Sunday, January 23, 2011

Prince Charles to build ¨shanty town¨

Dharavi slum. From mail on line
This is an excerpt from the article by Fay Schlesinger for Mail on line. Before anybody could feel surprised at Prince Charles´ declaration that the slum has order and harmony and it is self organizing, I have to explain that he refers to a non Euclidean order, fractal indeed, under the Chaos theory and Complex systems, that´s the ¨self organizing¨ principle. Those words are probably taken from Dr. Nikos Salingaros, who is an urbanist advisor of Prince Charles.
Prince Charles meets members of the Dharavi slum, 2003. From mail on line
The Prince of Wales is building an eco-friendly ‘utopia’ for 15,000 poor people in India, inspired by the shanty town in Slumdog Millionaire.

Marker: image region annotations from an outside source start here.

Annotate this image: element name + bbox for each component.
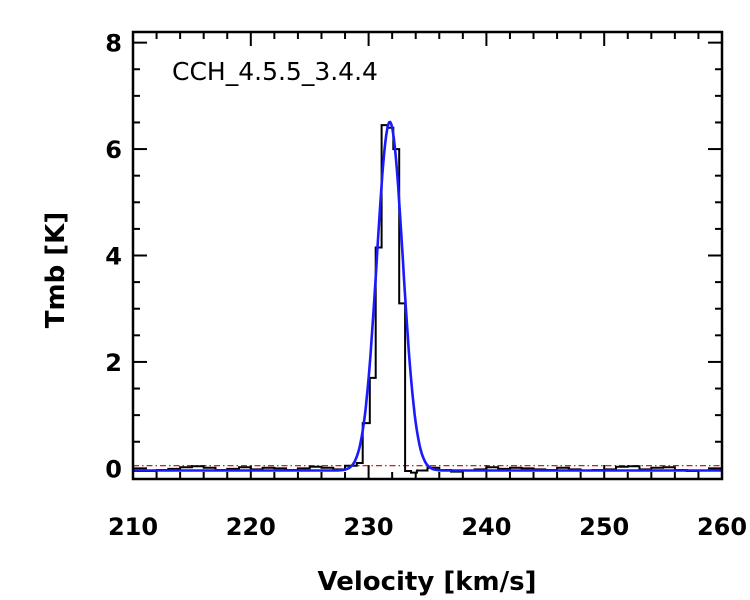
gaussian-fit: [133, 120, 722, 472]
axis-tick-labels: 210 220 230 240 250 260 0 2 4 6 8: [105, 30, 747, 541]
x-axis-label: Velocity [km/s]: [318, 567, 537, 597]
axis-ticks: [132, 32, 723, 479]
x-tick-label: 210: [108, 513, 158, 541]
x-tick-label: 230: [344, 513, 394, 541]
x-tick-label: 240: [461, 513, 511, 541]
x-tick-label: 220: [226, 513, 276, 541]
x-tick-label: 250: [579, 513, 629, 541]
y-tick-label: 2: [105, 349, 122, 377]
plot-frame: [131, 30, 724, 481]
y-tick-label: 8: [105, 30, 122, 58]
y-axis-label: Tmb [K]: [41, 212, 71, 328]
annotation-label: CCH_4.5.5_3.4.4: [172, 57, 378, 86]
y-tick-label: 0: [105, 455, 122, 483]
observed-spectrum: [133, 124, 722, 474]
plot-area: [133, 120, 722, 474]
y-tick-label: 4: [105, 243, 122, 271]
y-tick-label: 6: [105, 136, 122, 164]
x-tick-label: 260: [697, 513, 747, 541]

The development will include schools, shops and 3,000 homes in a tiny area the size of 14 football pitches, the Daily Mail can reveal.
His multi-million-pound venture plans to turn a 25-acre swathe of Indian wasteland on the outskirts of either Calcutta or Bangalore into a ‘mini oasis in the desert’.

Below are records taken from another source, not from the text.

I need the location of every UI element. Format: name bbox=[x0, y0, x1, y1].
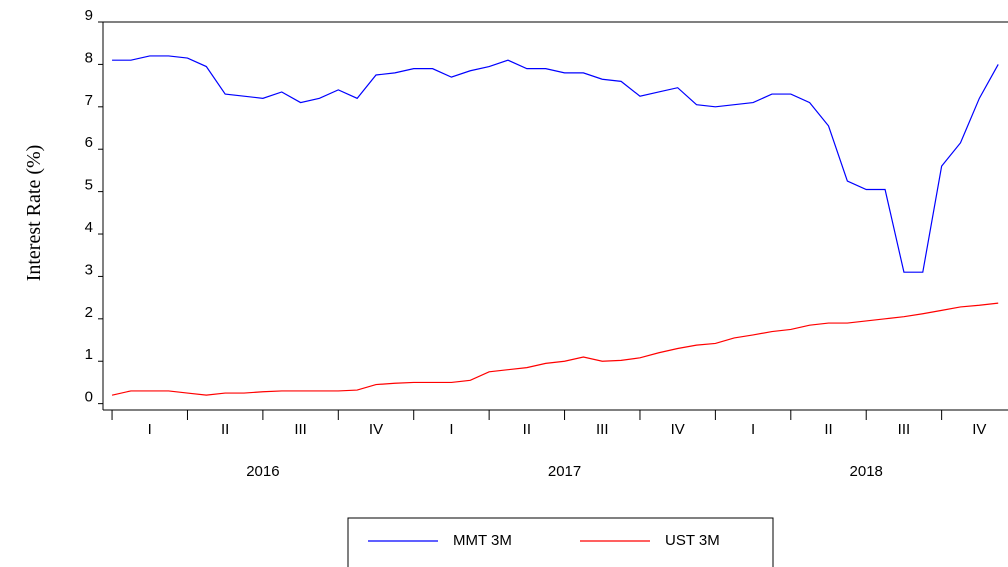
x-tick-label: IV bbox=[369, 421, 383, 438]
legend-label: MMT 3M bbox=[453, 532, 512, 549]
x-group-label: 2016 bbox=[246, 463, 279, 480]
series-line bbox=[112, 55, 999, 273]
y-tick-label: 8 bbox=[85, 49, 93, 66]
x-tick-label: III bbox=[596, 421, 609, 438]
legend-box bbox=[347, 517, 774, 567]
x-tick-label: III bbox=[898, 421, 911, 438]
x-tick-label: I bbox=[148, 421, 152, 438]
x-group-label: 2017 bbox=[548, 463, 581, 480]
y-tick-label: 6 bbox=[85, 134, 93, 151]
x-tick-label: I bbox=[751, 421, 755, 438]
y-tick-label: 2 bbox=[85, 304, 93, 321]
x-tick-label: I bbox=[449, 421, 453, 438]
y-axis-label: Interest Rate (%) bbox=[23, 145, 45, 282]
x-tick-label: II bbox=[221, 421, 229, 438]
y-tick-label: 4 bbox=[85, 219, 93, 236]
series-line bbox=[111, 302, 999, 396]
x-group-label: 2018 bbox=[850, 463, 883, 480]
y-tick-label: 9 bbox=[85, 7, 93, 24]
x-tick-label: II bbox=[824, 421, 832, 438]
x-tick-label: III bbox=[294, 421, 307, 438]
y-tick-label: 1 bbox=[85, 346, 93, 363]
y-tick-label: 3 bbox=[85, 261, 93, 278]
x-tick-label: IV bbox=[671, 421, 685, 438]
x-tick-label: IV bbox=[972, 421, 986, 438]
y-tick-label: 0 bbox=[85, 389, 93, 406]
x-tick-label: II bbox=[523, 421, 531, 438]
y-tick-label: 5 bbox=[85, 177, 93, 194]
y-tick-label: 7 bbox=[85, 92, 93, 109]
legend-label: UST 3M bbox=[665, 532, 720, 549]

It will be modelled on Poundbury, the Dorset model village that has been Prince Charles’s 30-year pet project.
Building on the Indian scheme – expected to be the first of a series of eco-developments on the subcontinent by his charity, the Prince’s Foundation for the Built ­Environment – is set to begin in the autumn.

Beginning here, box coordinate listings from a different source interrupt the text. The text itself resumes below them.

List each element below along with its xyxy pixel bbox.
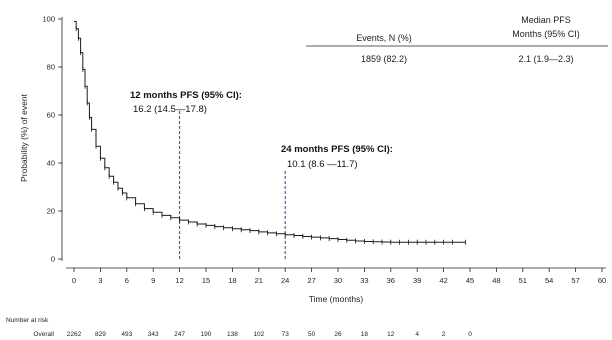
risk-count: 73 xyxy=(282,331,290,338)
risk-count: 190 xyxy=(201,331,212,338)
risk-count: 4 xyxy=(415,331,419,338)
x-tick-label: 39 xyxy=(413,276,421,285)
annotation-12-title: 12 months PFS (95% CI): xyxy=(130,90,242,101)
x-axis-label: Time (months) xyxy=(309,294,364,304)
risk-count: 343 xyxy=(148,331,159,338)
risk-row-label: Overall xyxy=(33,331,54,338)
x-tick-label: 57 xyxy=(571,276,579,285)
x-tick-label: 9 xyxy=(151,276,155,285)
x-tick-label: 15 xyxy=(202,276,210,285)
risk-count: 18 xyxy=(361,331,369,338)
x-tick-label: 54 xyxy=(545,276,553,285)
summary-col2-value: 2.1 (1.9—2.3) xyxy=(518,54,573,64)
risk-count: 102 xyxy=(253,331,264,338)
risk-count: 829 xyxy=(95,331,106,338)
y-tick-label: 40 xyxy=(47,159,55,168)
x-tick-label: 27 xyxy=(307,276,315,285)
risk-count: 2262 xyxy=(67,331,82,338)
summary-col2-header-line1: Median PFS xyxy=(521,15,571,25)
x-tick-label: 6 xyxy=(125,276,129,285)
y-tick-label: 0 xyxy=(51,255,55,264)
x-axis: 0 3 6 9 12 15 18 21 24 27 30 33 36 39 42 45 48 51 54 57 60 xyxy=(66,267,606,285)
x-tick-label: 30 xyxy=(334,276,342,285)
risk-count: 12 xyxy=(387,331,395,338)
reference-lines xyxy=(179,111,286,259)
y-tick-label: 20 xyxy=(47,207,55,216)
x-tick-label: 12 xyxy=(175,276,183,285)
x-tick-label: 33 xyxy=(360,276,368,285)
y-axis-label: Probability (%) of event xyxy=(19,93,29,182)
risk-table-title: Number at risk xyxy=(6,317,49,324)
x-tick-label: 60 xyxy=(598,276,606,285)
x-tick-label: 42 xyxy=(439,276,447,285)
risk-count: 247 xyxy=(174,331,185,338)
x-tick-label: 45 xyxy=(466,276,474,285)
annotation-12-months: 12 months PFS (95% CI): 16.2 (14.5—17.8) xyxy=(130,90,242,115)
x-tick-label: 3 xyxy=(98,276,102,285)
risk-count: 26 xyxy=(334,331,342,338)
annotation-24-months: 24 months PFS (95% CI): 10.1 (8.6 —11.7) xyxy=(281,144,393,170)
censor-marks xyxy=(75,26,467,245)
x-tick-label: 36 xyxy=(387,276,395,285)
risk-count: 2 xyxy=(442,331,446,338)
x-tick-label: 51 xyxy=(519,276,527,285)
y-tick-label: 60 xyxy=(47,111,55,120)
x-tick-label: 18 xyxy=(228,276,236,285)
summary-table: Events, N (%) Median PFS Months (95% CI)… xyxy=(306,15,608,64)
y-tick-label: 80 xyxy=(47,63,55,72)
risk-count: 0 xyxy=(468,331,472,338)
annotation-24-title: 24 months PFS (95% CI): xyxy=(281,144,393,155)
number-at-risk-table: Number at risk Overall 2262 829 493 343 247 1… xyxy=(6,317,472,338)
summary-col2-header-line2: Months (95% CI) xyxy=(512,29,580,39)
risk-count: 493 xyxy=(121,331,132,338)
x-tick-label: 24 xyxy=(281,276,289,285)
summary-col1-value: 1859 (82.2) xyxy=(361,54,407,64)
risk-count: 50 xyxy=(308,331,316,338)
x-tick-label: 0 xyxy=(72,276,76,285)
y-axis: 0 20 40 60 80 100 xyxy=(42,15,63,264)
annotation-12-value: 16.2 (14.5—17.8) xyxy=(133,104,207,115)
summary-col1-header: Events, N (%) xyxy=(356,33,412,43)
risk-count: 138 xyxy=(227,331,238,338)
x-tick-label: 48 xyxy=(492,276,500,285)
x-tick-label: 21 xyxy=(255,276,263,285)
y-tick-label: 100 xyxy=(42,15,55,24)
annotation-24-value: 10.1 (8.6 —11.7) xyxy=(287,159,358,170)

The project comes after Charles praised Mumbai’s vast Dharavi slum, later to be featured in Oscar-winning film Slumdog Millionaire, despite it housing up to a million people in a place less than half the size of the prince’s Highgrove Estate in Gloucestershire.
He wrote: ‘When you enter what looks from the outside like an immense mound of plastic and rubbish, you immediately come upon an intricate network of streets with miniature shops, houses and workshops, each one made out of any material that comes to hand.’
Unlike the ‘fragmented, deconstructed housing estates’ built in the West, the slum has ‘order and harmony’ he claimed, adding: ‘We have a great deal to learn about how complex ­systems can self-organise to ­create a harmonious whole.’